Abstract

Current therapies for inorganic mercury (Hg²⁺) intoxication include administration of a metal chelator, either 2,3-dimercaptopropane-1-sulfonic acid (DMPS) or meso-2,3-dimercaptosuccinic acid (DMSA). After exposure to either chelator, Hg²⁺ is rapidly eliminated from the kidneys and excreted in the urine, presumably as an S-conjugate of DMPS or DMSA. The multidrug resistance protein 2 (Mrp2) has been implicated in this process. We hypothesize that Mrp2 mediates the secretion of DMPS- or DMSA-S-conjugates of Hg²⁺ from proximal tubular cells. To test this hypothesis, the disposition of Hg²⁺ was examined in control and Mrp2-deficient TR^- rats. Rats were injected i.v. with 0.5 μmol/kg HgCl₂ containing ²⁰³Hg²⁺. Twenty-four and 28 h later, rats were injected with saline, DMPS, or DMSA. Tissues were harvested 48 h after HgCl₂ exposure. The renal and hepatic burden of Hg²⁺ in the saline-injected TR^- rats was greater than that of controls. In contrast, the amount of Hg²⁺ excreted in urine and feces of TR^- rats was less than that of controls. DMPS, but not DMSA, significantly reduced the renal and hepatic content of Hg²⁺ in both groups of rats, with the greatest reduction in controls. A significant increase in urinary and fecal excretion of Hg²⁺, which was greater in the controls, was also observed following DMPS treatment.

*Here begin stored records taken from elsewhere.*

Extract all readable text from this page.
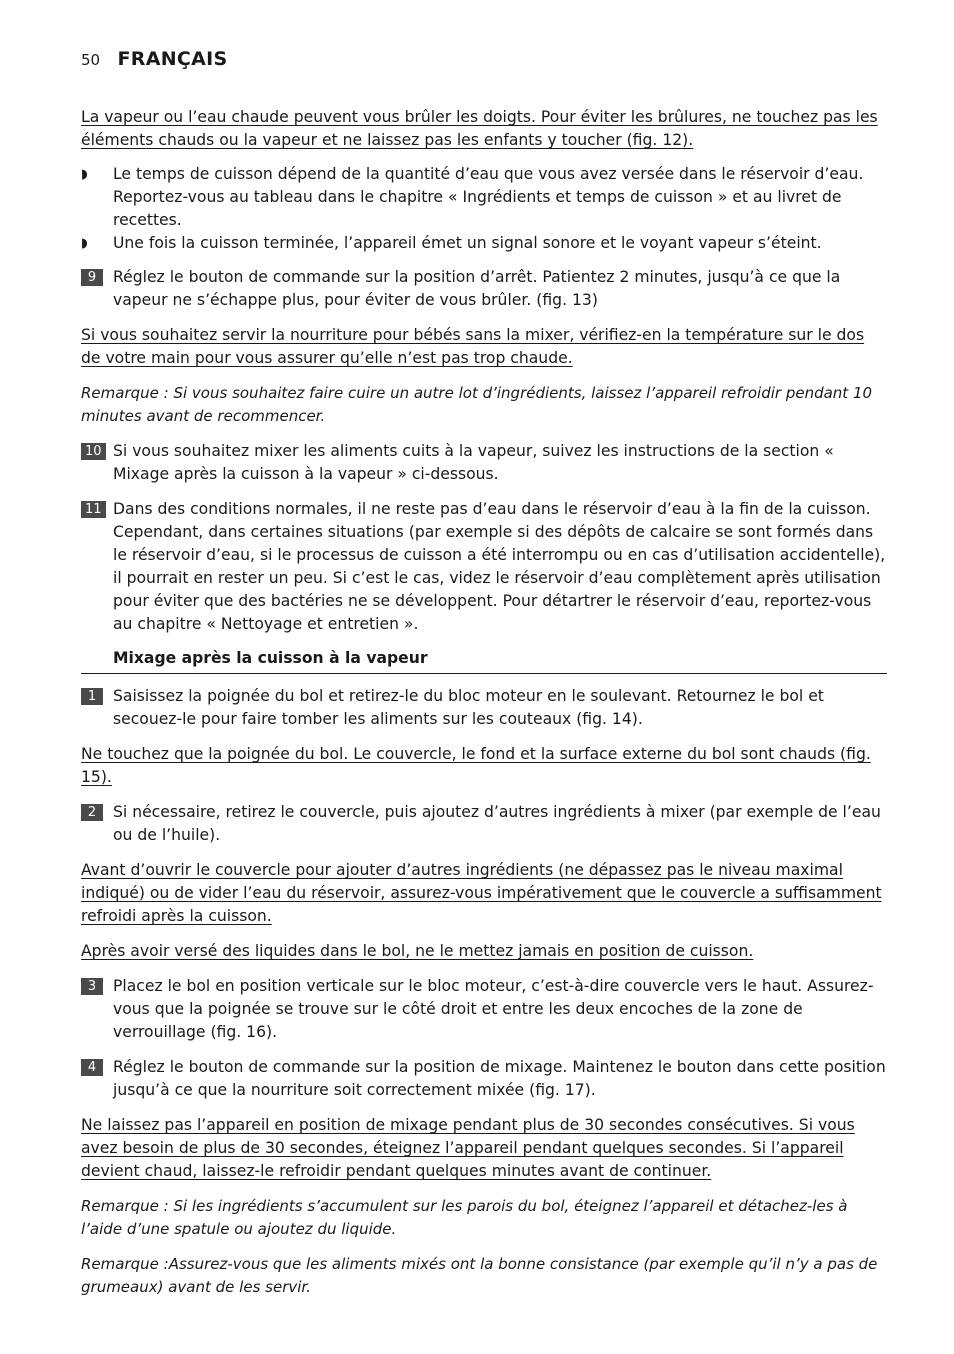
50 FRANÇAIS

La vapeur ou l’eau chaude peuvent vous brûler les doigts. Pour éviter les brûlures, ne touchez pas les éléments chauds ou la vapeur et ne laissez pas les enfants y toucher (fig. 12).

◗ Le temps de cuisson dépend de la quantité d’eau que vous avez versée dans le réservoir d’eau. Reportez-vous au tableau dans le chapitre « Ingrédients et temps de cuisson » et au livret de recettes.

◗ Une fois la cuisson terminée, l’appareil émet un signal sonore et le voyant vapeur s’éteint.

9	Réglez le bouton de commande sur la position d’arrêt. Patientez 2 minutes, jusqu’à ce que la vapeur ne s’échappe plus, pour éviter de vous brûler. (fig. 13)

Si vous souhaitez servir la nourriture pour bébés sans la mixer, vérifiez-en la température sur le dos de votre main pour vous assurer qu’elle n’est pas trop chaude.

Remarque : Si vous souhaitez faire cuire un autre lot d’ingrédients, laissez l’appareil refroidir pendant 10 minutes avant de recommencer.

10 Si vous souhaitez mixer les aliments cuits à la vapeur, suivez les instructions de la section « Mixage après la cuisson à la vapeur » ci-dessous.

11 Dans des conditions normales, il ne reste pas d’eau dans le réservoir d’eau à la fin de la cuisson. Cependant, dans certaines situations (par exemple si des dépôts de calcaire se sont formés dans le réservoir d’eau, si le processus de cuisson a été interrompu ou en cas d’utilisation accidentelle), il pourrait en rester un peu. Si c’est le cas, videz le réservoir d’eau complètement après utilisation pour éviter que des bactéries ne se développent. Pour détartrer le réservoir d’eau, reportez-vous au chapitre « Nettoyage et entretien ».

Mixage après la cuisson à la vapeur

1	Saisissez la poignée du bol et retirez-le du bloc moteur en le soulevant. Retournez le bol et secouez-le pour faire tomber les aliments sur les couteaux (fig. 14).

Ne touchez que la poignée du bol. Le couvercle, le fond et la surface externe du bol sont chauds (fig. 15).

2	Si nécessaire, retirez le couvercle, puis ajoutez d’autres ingrédients à mixer (par exemple de l’eau ou de l’huile).

Avant d’ouvrir le couvercle pour ajouter d’autres ingrédients (ne dépassez pas le niveau maximal indiqué) ou de vider l’eau du réservoir, assurez-vous impérativement que le couvercle a suffisamment refroidi après la cuisson.

Après avoir versé des liquides dans le bol, ne le mettez jamais en position de cuisson.

3	Placez le bol en position verticale sur le bloc moteur, c’est-à-dire couvercle vers le haut. Assurez-vous que la poignée se trouve sur le côté droit et entre les deux encoches de la zone de verrouillage (fig. 16).

4	Réglez le bouton de commande sur la position de mixage. Maintenez le bouton dans cette position jusqu’à ce que la nourriture soit correctement mixée (fig. 17).

Ne laissez pas l’appareil en position de mixage pendant plus de 30 secondes consécutives. Si vous avez besoin de plus de 30 secondes, éteignez l’appareil pendant quelques secondes. Si l’appareil devient chaud, laissez-le refroidir pendant quelques minutes avant de continuer.

Remarque : Si les ingrédients s’accumulent sur les parois du bol, éteignez l’appareil et détachez-les à l’aide d’une spatule ou ajoutez du liquide.

Remarque :Assurez-vous que les aliments mixés ont la bonne consistance (par exemple qu’il n’y a pas de grumeaux) avant de les servir.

Experiments utilizing inside-out membrane vesicles expressing MRP2 support these observations by demonstrating that DMPS- and DMSA-S-conjugates of Hg²⁺ are transportable substrates of MRP2. Collectively, these data support a role for Mrp2 in the DMPS- and DMSA-mediated elimination of Hg²⁺ from the kidney.